Selama masa penonaktifan sementara ini, Febrie hanya berhak menerima gaji pokok sebesar 50 persen dari gaji normalnya. Selain itu, seluruh tunjangan yang biasanya melekat pada jabatannya sebagai jaksa kini telah dihentikan.

“Kalau sementara dia hanya menerima gaji pokok 50 persen saja, tunjangan sudah tidak ada. Nanti kalau sudah ada putusan inkracht baru, akan ada penyesuaian lagi,” tambah Anang.

Latar Belakang Kasus

Langkah tegas Jaksa Agung ST Burhanuddin ini menjadi sorotan publik mengingat Febrie Adriansyah sebelumnya menduduki posisi strategis sebagai Jaksa Agung Muda Tindak Pidana Khusus (Jampidsus). Penetapannya sebagai tersangka dalam berbagai perkara yang ditangani oleh internal Kejagung sendiri menunjukkan komitmen institusi dalam melakukan pembersihan di jajaran internal.

Proses hukum ini tidak hanya berhenti pada penonaktifan jabatan. Kejaksaan Agung terus melakukan serangkaian upaya penyidikan intensif. Salah satu langkah terbaru yang dilakukan tim penyidik adalah penggeledahan di kediaman pengacara Don Ritto di Bandung. Penggeledahan tersebut dilakukan untuk menyita sejumlah dokumen penting yang diduga memiliki keterkaitan erat dengan kasus yang menyeret Febrie Adriansyah.

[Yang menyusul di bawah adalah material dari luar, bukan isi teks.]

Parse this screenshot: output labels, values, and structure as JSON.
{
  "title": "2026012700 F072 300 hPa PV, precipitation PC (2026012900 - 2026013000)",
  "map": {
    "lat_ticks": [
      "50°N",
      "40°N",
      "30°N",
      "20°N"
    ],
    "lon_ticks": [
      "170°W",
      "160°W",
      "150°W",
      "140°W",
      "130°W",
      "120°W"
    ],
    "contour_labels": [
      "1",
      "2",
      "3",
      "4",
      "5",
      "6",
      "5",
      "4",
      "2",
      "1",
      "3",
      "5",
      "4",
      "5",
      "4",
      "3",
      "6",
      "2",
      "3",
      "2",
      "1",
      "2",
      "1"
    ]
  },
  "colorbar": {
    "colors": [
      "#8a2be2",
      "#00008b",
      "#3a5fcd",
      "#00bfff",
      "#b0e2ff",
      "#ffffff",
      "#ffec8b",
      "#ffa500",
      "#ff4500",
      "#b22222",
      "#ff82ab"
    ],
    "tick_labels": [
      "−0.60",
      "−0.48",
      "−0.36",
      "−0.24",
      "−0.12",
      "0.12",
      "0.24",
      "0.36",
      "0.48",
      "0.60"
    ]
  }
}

Pihak Kejagung menegaskan bahwa kebijakan penonaktifan ini adalah prosedur standar bagi setiap pegawai yang menyandang status tersangka. Hal ini dilakukan untuk menjaga integritas institusi serta memastikan bahwa proses hukum dapat berjalan secara objektif tanpa adanya intervensi dari pihak yang bersangkutan selama masa penyidikan berlangsung.

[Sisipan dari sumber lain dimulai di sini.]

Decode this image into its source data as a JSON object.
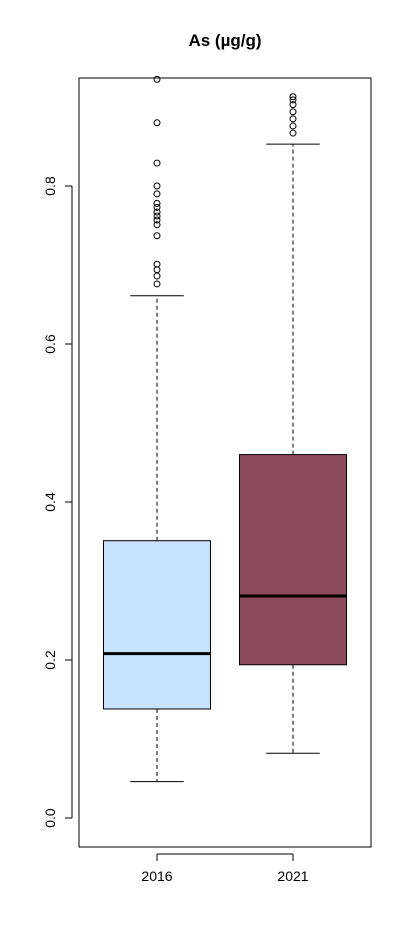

Hingga saat ini, publik masih menanti perkembangan lebih lanjut mengenai jalannya persidangan kasus tersebut. Kejaksaan Agung berkomitmen untuk terus transparan dalam mengusut tuntas perkara yang melibatkan mantan Jampidsus ini hingga mencapai tahap putusan pengadilan yang final.